Mary teaches us that “yes” is an incredibly powerful word when the person we say yes to is God.  We are a Church of people who have the courage to say “yes” to God.  Most of our great saints are people who were nobody until they heard the voice of God calling out to them in the night.  Pope John Paul II was a factory worker in Communist Poland who studied for the priesthood in secret because of the persecution of the Church in Poland.  When he was elected Pope, I was in class teaching at the seminary.  The TV announcement said that the new pope came from Cracow.  The seminarians all said together Cracow.”  Who ever heard of a pope from Cracow?
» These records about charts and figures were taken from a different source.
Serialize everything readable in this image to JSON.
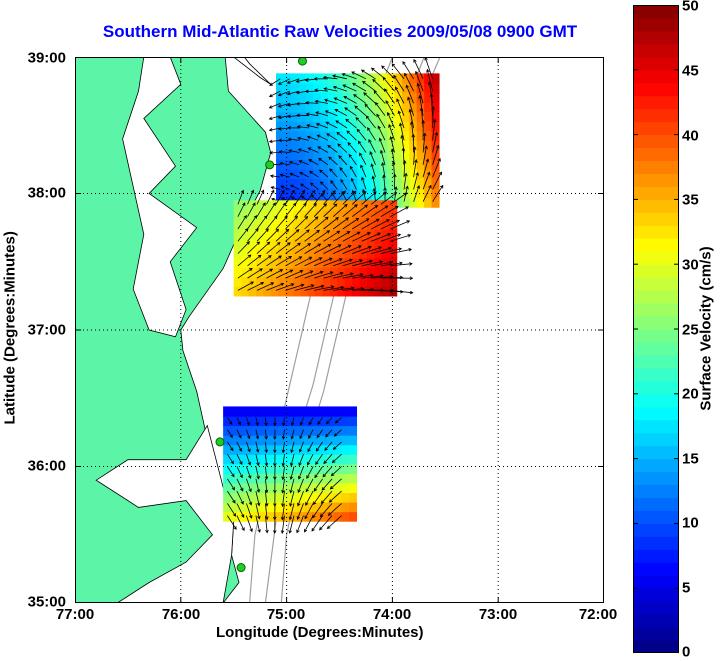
{
  "title": "Southern Mid-Atlantic Raw Velocities 2009/05/08 0900 GMT",
  "xaxis": {
    "label": "Longitude (Degrees:Minutes)",
    "ticks": [
      "77:00",
      "76:00",
      "75:00",
      "74:00",
      "73:00",
      "72:00"
    ]
  },
  "yaxis": {
    "label": "Latitude (Degrees:Minutes)",
    "ticks": [
      "39:00",
      "38:00",
      "37:00",
      "36:00",
      "35:00"
    ]
  },
  "colorbar": {
    "label": "Surface Velocity (cm/s)",
    "ticks": [
      "50",
      "45",
      "40",
      "35",
      "30",
      "25",
      "20",
      "15",
      "10",
      "5",
      "0"
    ],
    "min": 0,
    "max": 50
  },
  "colors": {
    "title": "#0000ff",
    "land": "#5cf5a8",
    "water": "#ffffff",
    "bathymetry": "#a0a0a0",
    "grid": "#000000",
    "station": "#22cc22"
  },
  "map_extent": {
    "lon": [
      -77,
      -72
    ],
    "lat": [
      35,
      39
    ]
  },
  "stations": [
    {
      "lon": -74.85,
      "lat": 38.97
    },
    {
      "lon": -75.16,
      "lat": 38.21
    },
    {
      "lon": -75.63,
      "lat": 36.18
    },
    {
      "lon": -75.43,
      "lat": 35.26
    }
  ],
  "velocity_regions": [
    {
      "name": "north",
      "lon": [
        -75.1,
        -73.6
      ],
      "lat": [
        37.9,
        38.85
      ]
    },
    {
      "name": "central",
      "lon": [
        -75.5,
        -74.0
      ],
      "lat": [
        37.25,
        37.95
      ]
    },
    {
      "name": "south",
      "lon": [
        -75.6,
        -74.4
      ],
      "lat": [
        35.6,
        36.4
      ]
    }
  ]
}
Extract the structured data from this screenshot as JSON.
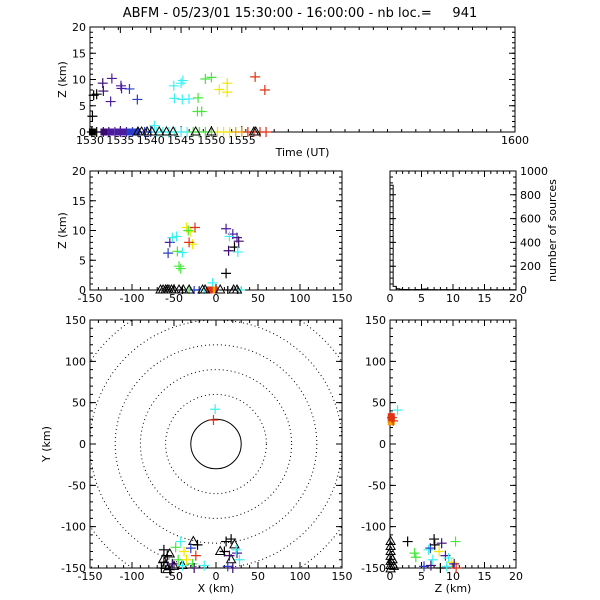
{
  "header": {
    "title": "ABFM - 05/23/01 15:30:00 - 16:00:00 - nb loc.=     941"
  },
  "chart_data": [
    {
      "id": "time_height",
      "type": "scatter",
      "xlabel": "Time (UT)",
      "ylabel": "Z (km)",
      "xlim": [
        1530,
        1600
      ],
      "ylim": [
        0,
        20
      ],
      "xticks": [
        "1530",
        "1535",
        "1540",
        "1545",
        "1550",
        "1555",
        "1600"
      ],
      "yticks": [
        "0",
        "5",
        "10",
        "15",
        "20"
      ],
      "cross_points": [
        {
          "x": 1530.6,
          "y": 7.0,
          "c": "#000000"
        },
        {
          "x": 1531.1,
          "y": 7.2,
          "c": "#000000"
        },
        {
          "x": 1530.4,
          "y": 3.0,
          "c": "#000000"
        },
        {
          "x": 1532.1,
          "y": 9.3,
          "c": "#3b0a6e"
        },
        {
          "x": 1532.2,
          "y": 7.8,
          "c": "#3b0a6e"
        },
        {
          "x": 1533.6,
          "y": 10.2,
          "c": "#4b1d9e"
        },
        {
          "x": 1533.4,
          "y": 5.8,
          "c": "#4b1d9e"
        },
        {
          "x": 1535.1,
          "y": 8.8,
          "c": "#4b1d9e"
        },
        {
          "x": 1535.2,
          "y": 8.3,
          "c": "#4b1d9e"
        },
        {
          "x": 1536.5,
          "y": 8.2,
          "c": "#2a3cc8"
        },
        {
          "x": 1537.8,
          "y": 6.2,
          "c": "#2a3cc8"
        },
        {
          "x": 1543.8,
          "y": 8.8,
          "c": "#3ef0f0"
        },
        {
          "x": 1543.9,
          "y": 6.4,
          "c": "#3ef0f0"
        },
        {
          "x": 1545.0,
          "y": 9.3,
          "c": "#3ef0f0"
        },
        {
          "x": 1545.3,
          "y": 9.8,
          "c": "#3ef0f0"
        },
        {
          "x": 1545.2,
          "y": 6.2,
          "c": "#3ef0f0"
        },
        {
          "x": 1546.3,
          "y": 6.3,
          "c": "#3ef0f0"
        },
        {
          "x": 1547.8,
          "y": 6.5,
          "c": "#46e83c"
        },
        {
          "x": 1547.7,
          "y": 3.9,
          "c": "#46e83c"
        },
        {
          "x": 1548.4,
          "y": 3.9,
          "c": "#46e83c"
        },
        {
          "x": 1549.0,
          "y": 10.1,
          "c": "#46e83c"
        },
        {
          "x": 1550.0,
          "y": 10.4,
          "c": "#46e83c"
        },
        {
          "x": 1551.3,
          "y": 8.1,
          "c": "#f0e800"
        },
        {
          "x": 1552.6,
          "y": 9.3,
          "c": "#f0e800"
        },
        {
          "x": 1552.6,
          "y": 7.6,
          "c": "#f0e800"
        },
        {
          "x": 1557.2,
          "y": 10.5,
          "c": "#e03214"
        },
        {
          "x": 1558.8,
          "y": 8.0,
          "c": "#e03214"
        }
      ],
      "ground_crosses": [
        {
          "x": 1530.3,
          "c": "#000000"
        },
        {
          "x": 1531.1,
          "c": "#000000"
        },
        {
          "x": 1532.2,
          "c": "#3b0a6e"
        },
        {
          "x": 1533.1,
          "c": "#3b0a6e"
        },
        {
          "x": 1534.1,
          "c": "#4b1d9e"
        },
        {
          "x": 1535.0,
          "c": "#4b1d9e"
        },
        {
          "x": 1536.0,
          "c": "#4b1d9e"
        },
        {
          "x": 1537.0,
          "c": "#2a3cc8"
        },
        {
          "x": 1537.9,
          "c": "#2a3cc8"
        },
        {
          "x": 1539.0,
          "c": "#2a3cc8"
        },
        {
          "x": 1540.0,
          "c": "#2a3cc8"
        },
        {
          "x": 1541.0,
          "c": "#3ef0f0"
        },
        {
          "x": 1542.0,
          "c": "#3ef0f0"
        },
        {
          "x": 1543.0,
          "c": "#3ef0f0"
        },
        {
          "x": 1544.0,
          "c": "#3ef0f0"
        },
        {
          "x": 1545.0,
          "c": "#3ef0f0"
        },
        {
          "x": 1546.0,
          "c": "#3ef0f0"
        },
        {
          "x": 1547.0,
          "c": "#46e83c"
        },
        {
          "x": 1548.0,
          "c": "#46e83c"
        },
        {
          "x": 1549.0,
          "c": "#46e83c"
        },
        {
          "x": 1550.0,
          "c": "#46e83c"
        },
        {
          "x": 1551.0,
          "c": "#f0e800"
        },
        {
          "x": 1552.0,
          "c": "#f0e800"
        },
        {
          "x": 1553.0,
          "c": "#f0e800"
        },
        {
          "x": 1554.0,
          "c": "#f0a000"
        },
        {
          "x": 1555.0,
          "c": "#f0a000"
        },
        {
          "x": 1556.0,
          "c": "#e03214"
        },
        {
          "x": 1557.0,
          "c": "#e03214"
        },
        {
          "x": 1558.0,
          "c": "#e03214"
        },
        {
          "x": 1559.0,
          "c": "#e03214"
        },
        {
          "x": 1540.6,
          "y": 1.2,
          "c": "#3ef0f0"
        }
      ],
      "ground_squares": [
        {
          "x": 1530.4,
          "c": "#000000"
        },
        {
          "x": 1532.3,
          "c": "#3b0a6e"
        },
        {
          "x": 1533.4,
          "c": "#4b1d9e"
        },
        {
          "x": 1534.6,
          "c": "#4b1d9e"
        },
        {
          "x": 1535.5,
          "c": "#4b1d9e"
        },
        {
          "x": 1536.6,
          "c": "#2a3cc8"
        },
        {
          "x": 1537.7,
          "c": "#2a3cc8"
        }
      ],
      "triangles": [
        1537.9,
        1538.5,
        1539.4,
        1540.2,
        1541.4,
        1542.6,
        1543.7,
        1547.4,
        1550.0,
        1557.0,
        1557.3
      ]
    },
    {
      "id": "xz",
      "type": "scatter",
      "ylabel": "Z (km)",
      "xlim": [
        -150,
        150
      ],
      "ylim": [
        0,
        20
      ],
      "xticks": [
        "-150",
        "-100",
        "-50",
        "0",
        "50",
        "100",
        "150"
      ],
      "yticks": [
        "0",
        "5",
        "10",
        "15",
        "20"
      ],
      "cross_points": [
        {
          "x": -57,
          "y": 6.2,
          "c": "#2a3cc8"
        },
        {
          "x": -55,
          "y": 8.0,
          "c": "#4b1d9e"
        },
        {
          "x": -52,
          "y": 8.8,
          "c": "#3ef0f0"
        },
        {
          "x": -47,
          "y": 9.0,
          "c": "#3ef0f0"
        },
        {
          "x": -46,
          "y": 6.5,
          "c": "#46e83c"
        },
        {
          "x": -40,
          "y": 6.3,
          "c": "#3ef0f0"
        },
        {
          "x": -44,
          "y": 4.0,
          "c": "#46e83c"
        },
        {
          "x": -42,
          "y": 3.6,
          "c": "#46e83c"
        },
        {
          "x": -35,
          "y": 10.5,
          "c": "#f0e800"
        },
        {
          "x": -30,
          "y": 9.8,
          "c": "#f0e800"
        },
        {
          "x": -33,
          "y": 10.0,
          "c": "#46e83c"
        },
        {
          "x": -28,
          "y": 7.7,
          "c": "#f0e800"
        },
        {
          "x": -25,
          "y": 10.5,
          "c": "#e03214"
        },
        {
          "x": -32,
          "y": 8.0,
          "c": "#e03214"
        },
        {
          "x": 12,
          "y": 10.3,
          "c": "#4b1d9e"
        },
        {
          "x": 20,
          "y": 9.4,
          "c": "#4b1d9e"
        },
        {
          "x": 25,
          "y": 8.8,
          "c": "#4b1d9e"
        },
        {
          "x": 27,
          "y": 8.2,
          "c": "#3b0a6e"
        },
        {
          "x": 22,
          "y": 7.2,
          "c": "#000000"
        },
        {
          "x": 26,
          "y": 6.4,
          "c": "#3ef0f0"
        },
        {
          "x": 15,
          "y": 6.6,
          "c": "#3b0a6e"
        },
        {
          "x": 12,
          "y": 2.8,
          "c": "#000000"
        },
        {
          "x": -4,
          "y": 1.2,
          "c": "#3ef0f0"
        },
        {
          "x": 16,
          "y": 9.0,
          "c": "#3ef0f0"
        }
      ],
      "ground_crosses": [
        {
          "x": -40,
          "c": "#000000"
        },
        {
          "x": -32,
          "c": "#46e83c"
        },
        {
          "x": -26,
          "c": "#2a3cc8"
        },
        {
          "x": -20,
          "c": "#2a3cc8"
        },
        {
          "x": -14,
          "c": "#3ef0f0"
        },
        {
          "x": 14,
          "c": "#000000"
        },
        {
          "x": 26,
          "c": "#000000"
        },
        {
          "x": 30,
          "c": "#3ef0f0"
        }
      ],
      "ground_squares": [
        {
          "x": -2,
          "c": "#e03214"
        },
        {
          "x": -5,
          "c": "#f0a000"
        },
        {
          "x": -8,
          "c": "#e03214"
        }
      ],
      "triangles": [
        -66,
        -63,
        -60,
        -58,
        -56,
        -53,
        -50,
        -44,
        -39,
        -32,
        -16,
        -13,
        5,
        21,
        25
      ]
    },
    {
      "id": "histogram",
      "type": "line",
      "ylabel": "number of sources",
      "xlim": [
        0,
        20
      ],
      "ylim": [
        0,
        1000
      ],
      "xticks": [
        "0",
        "5",
        "10",
        "15",
        "20"
      ],
      "yticks": [
        "0",
        "200",
        "400",
        "600",
        "800",
        "1000"
      ],
      "x": [
        0,
        0.5,
        1,
        1.5,
        2,
        2.5,
        3,
        3.5,
        4,
        4.5,
        5,
        5.5,
        6,
        6.5,
        7,
        7.5,
        8,
        8.5,
        9,
        9.5,
        10,
        10.5,
        11,
        11.5,
        12,
        12.5,
        13,
        13.5,
        14,
        14.5,
        15,
        15.5,
        16,
        16.5,
        17,
        17.5,
        18,
        18.5,
        19,
        19.5
      ],
      "values": [
        880,
        30,
        10,
        6,
        4,
        4,
        3,
        3,
        4,
        3,
        7,
        8,
        3,
        3,
        3,
        2,
        3,
        3,
        3,
        3,
        3,
        3,
        3,
        2,
        2,
        2,
        2,
        2,
        2,
        2,
        2,
        2,
        2,
        2,
        2,
        2,
        2,
        2,
        2,
        2
      ]
    },
    {
      "id": "xy",
      "type": "scatter",
      "xlabel": "X (km)",
      "ylabel": "Y (km)",
      "xlim": [
        -150,
        150
      ],
      "ylim": [
        -150,
        150
      ],
      "xticks": [
        "-150",
        "-100",
        "-50",
        "0",
        "50",
        "100",
        "150"
      ],
      "yticks": [
        "-150",
        "-100",
        "-50",
        "0",
        "50",
        "100",
        "150"
      ],
      "range_rings": [
        30,
        60,
        90,
        120,
        150,
        180,
        210
      ],
      "cross_points": [
        {
          "x": -1,
          "y": 42,
          "c": "#3ef0f0"
        },
        {
          "x": -3,
          "y": 29,
          "c": "#e03214"
        },
        {
          "x": -62,
          "y": -128,
          "c": "#000000"
        },
        {
          "x": -58,
          "y": -135,
          "c": "#000000"
        },
        {
          "x": -62,
          "y": -143,
          "c": "#000000"
        },
        {
          "x": -65,
          "y": -150,
          "c": "#000000"
        },
        {
          "x": -52,
          "y": -145,
          "c": "#3b0a6e"
        },
        {
          "x": -45,
          "y": -140,
          "c": "#46e83c"
        },
        {
          "x": -48,
          "y": -125,
          "c": "#46e83c"
        },
        {
          "x": -42,
          "y": -118,
          "c": "#3ef0f0"
        },
        {
          "x": -38,
          "y": -130,
          "c": "#f0e800"
        },
        {
          "x": -35,
          "y": -140,
          "c": "#f0e800"
        },
        {
          "x": -30,
          "y": -126,
          "c": "#2a3cc8"
        },
        {
          "x": -28,
          "y": -145,
          "c": "#46e83c"
        },
        {
          "x": -24,
          "y": -135,
          "c": "#e03214"
        },
        {
          "x": -26,
          "y": -150,
          "c": "#3b0a6e"
        },
        {
          "x": -22,
          "y": -122,
          "c": "#000000"
        },
        {
          "x": 12,
          "y": -118,
          "c": "#000000"
        },
        {
          "x": 18,
          "y": -115,
          "c": "#000000"
        },
        {
          "x": 10,
          "y": -130,
          "c": "#000000"
        },
        {
          "x": 16,
          "y": -135,
          "c": "#3b0a6e"
        },
        {
          "x": 25,
          "y": -132,
          "c": "#4b1d9e"
        },
        {
          "x": 24,
          "y": -128,
          "c": "#3ef0f0"
        },
        {
          "x": 28,
          "y": -140,
          "c": "#3ef0f0"
        },
        {
          "x": 14,
          "y": -148,
          "c": "#2a3cc8"
        },
        {
          "x": 20,
          "y": -150,
          "c": "#3b0a6e"
        },
        {
          "x": -55,
          "y": -152,
          "c": "#000000"
        },
        {
          "x": -40,
          "y": -147,
          "c": "#3ef0f0"
        },
        {
          "x": -14,
          "y": -147,
          "c": "#3ef0f0"
        }
      ],
      "triangles": [
        {
          "x": -40,
          "y": -147
        },
        {
          "x": -27,
          "y": -118
        },
        {
          "x": -55,
          "y": -133
        },
        {
          "x": -63,
          "y": -140
        },
        {
          "x": -60,
          "y": -147
        },
        {
          "x": -58,
          "y": -152
        },
        {
          "x": 5,
          "y": -130
        },
        {
          "x": 22,
          "y": -122
        },
        {
          "x": 18,
          "y": -140
        },
        {
          "x": -50,
          "y": -148
        }
      ]
    },
    {
      "id": "zy",
      "type": "scatter",
      "xlabel": "Z (km)",
      "xlim": [
        0,
        20
      ],
      "ylim": [
        -150,
        150
      ],
      "xticks": [
        "0",
        "5",
        "10",
        "15",
        "20"
      ],
      "yticks": [
        "-150",
        "-100",
        "-50",
        "0",
        "50",
        "100",
        "150"
      ],
      "cross_points": [
        {
          "x": 1.2,
          "y": 41,
          "c": "#3ef0f0"
        },
        {
          "x": 0.3,
          "y": 32,
          "c": "#e03214"
        },
        {
          "x": 0.5,
          "y": 28,
          "c": "#e03214"
        },
        {
          "x": 2.8,
          "y": -118,
          "c": "#000000"
        },
        {
          "x": 3.9,
          "y": -132,
          "c": "#46e83c"
        },
        {
          "x": 4.1,
          "y": -137,
          "c": "#46e83c"
        },
        {
          "x": 6.1,
          "y": -128,
          "c": "#3ef0f0"
        },
        {
          "x": 6.4,
          "y": -126,
          "c": "#2a3cc8"
        },
        {
          "x": 7.1,
          "y": -122,
          "c": "#000000"
        },
        {
          "x": 7.0,
          "y": -115,
          "c": "#000000"
        },
        {
          "x": 7.8,
          "y": -130,
          "c": "#f0e800"
        },
        {
          "x": 8.2,
          "y": -120,
          "c": "#3b0a6e"
        },
        {
          "x": 8.8,
          "y": -135,
          "c": "#4b1d9e"
        },
        {
          "x": 9.3,
          "y": -138,
          "c": "#3ef0f0"
        },
        {
          "x": 9.8,
          "y": -143,
          "c": "#f0e800"
        },
        {
          "x": 10.2,
          "y": -145,
          "c": "#4b1d9e"
        },
        {
          "x": 10.5,
          "y": -150,
          "c": "#e03214"
        },
        {
          "x": 10.4,
          "y": -118,
          "c": "#46e83c"
        },
        {
          "x": 8.0,
          "y": -150,
          "c": "#000000"
        },
        {
          "x": 6.8,
          "y": -140,
          "c": "#3ef0f0"
        },
        {
          "x": 6.5,
          "y": -147,
          "c": "#3b0a6e"
        },
        {
          "x": 9.0,
          "y": -148,
          "c": "#3ef0f0"
        },
        {
          "x": 5.4,
          "y": -148,
          "c": "#2a3cc8"
        }
      ],
      "triangles": [
        {
          "x": 0.1,
          "y": -118
        },
        {
          "x": 0.1,
          "y": -124
        },
        {
          "x": 0.1,
          "y": -130
        },
        {
          "x": 0.1,
          "y": -136
        },
        {
          "x": 0.1,
          "y": -142
        },
        {
          "x": 0.1,
          "y": -147
        },
        {
          "x": 0.1,
          "y": -151
        },
        {
          "x": 0.4,
          "y": -140
        },
        {
          "x": 0.6,
          "y": -148
        }
      ],
      "ground_squares": [
        {
          "x": 0.2,
          "y": 30,
          "c": "#e03214"
        },
        {
          "x": 0.2,
          "y": 27,
          "c": "#f0a000"
        },
        {
          "x": 0.2,
          "y": 33,
          "c": "#e03214"
        }
      ]
    }
  ]
}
Who ever heard of a Polish pope?   This little known bishop from Poland was one of the major factors in the fall of Russian Communism.  In large part the wisdom of Pope John Paul working behind the scenes with President Regan helped this to happen without a war – and what an awful war there could have been.  God does great things through those who say yes to him.

 

Mother Teresa of Calcutta was a born in a persecuted Catholic community in Communist Albania.  At the age of eighteen she left Albania to become a Sister of Loreto in Ireland.  Later she founded the Missionaries of Charity and became a world renowned servant of the poorest of the poor in India and throughout the world.  Who would have thought that Communist Albania would be the birthplace of one of the best known servants of the poor?  God does great things though those who say yes to him.

 

Both Pope John Paul and Mother Teresa had a great devotion to Mary and her powerful “yes” to God.  They imitated that yes in their own lives.  What about you and me?  Do we believe that our “yes” to God really matters?   Do we believe that we are the faith-filled people and the good leaders that the Church, the world and our country need today?  Do we believe that saying “yes” to God is the most powerful thing we can do with our lives and for the world today?   How is the Lord asking you to say “yes” this Advent?

 

(Sing with the people Gather 686)

(me)

I, the Lord of sea and sky
I have heard my people cry
All who dwell in dark and sin
My hand will save.

I who made the stars and night
I will make the darkness bright
Who will bear my light to them
Whom shall I send?
(all)
Here I am Lord
Is it I Lord?
I have heard you calling in the night
I will go Lord
If you lead me
I will hold your people in my heart

 

For Mary and all who imitate her in saying “yes” to the Lord we give God thanks and praise.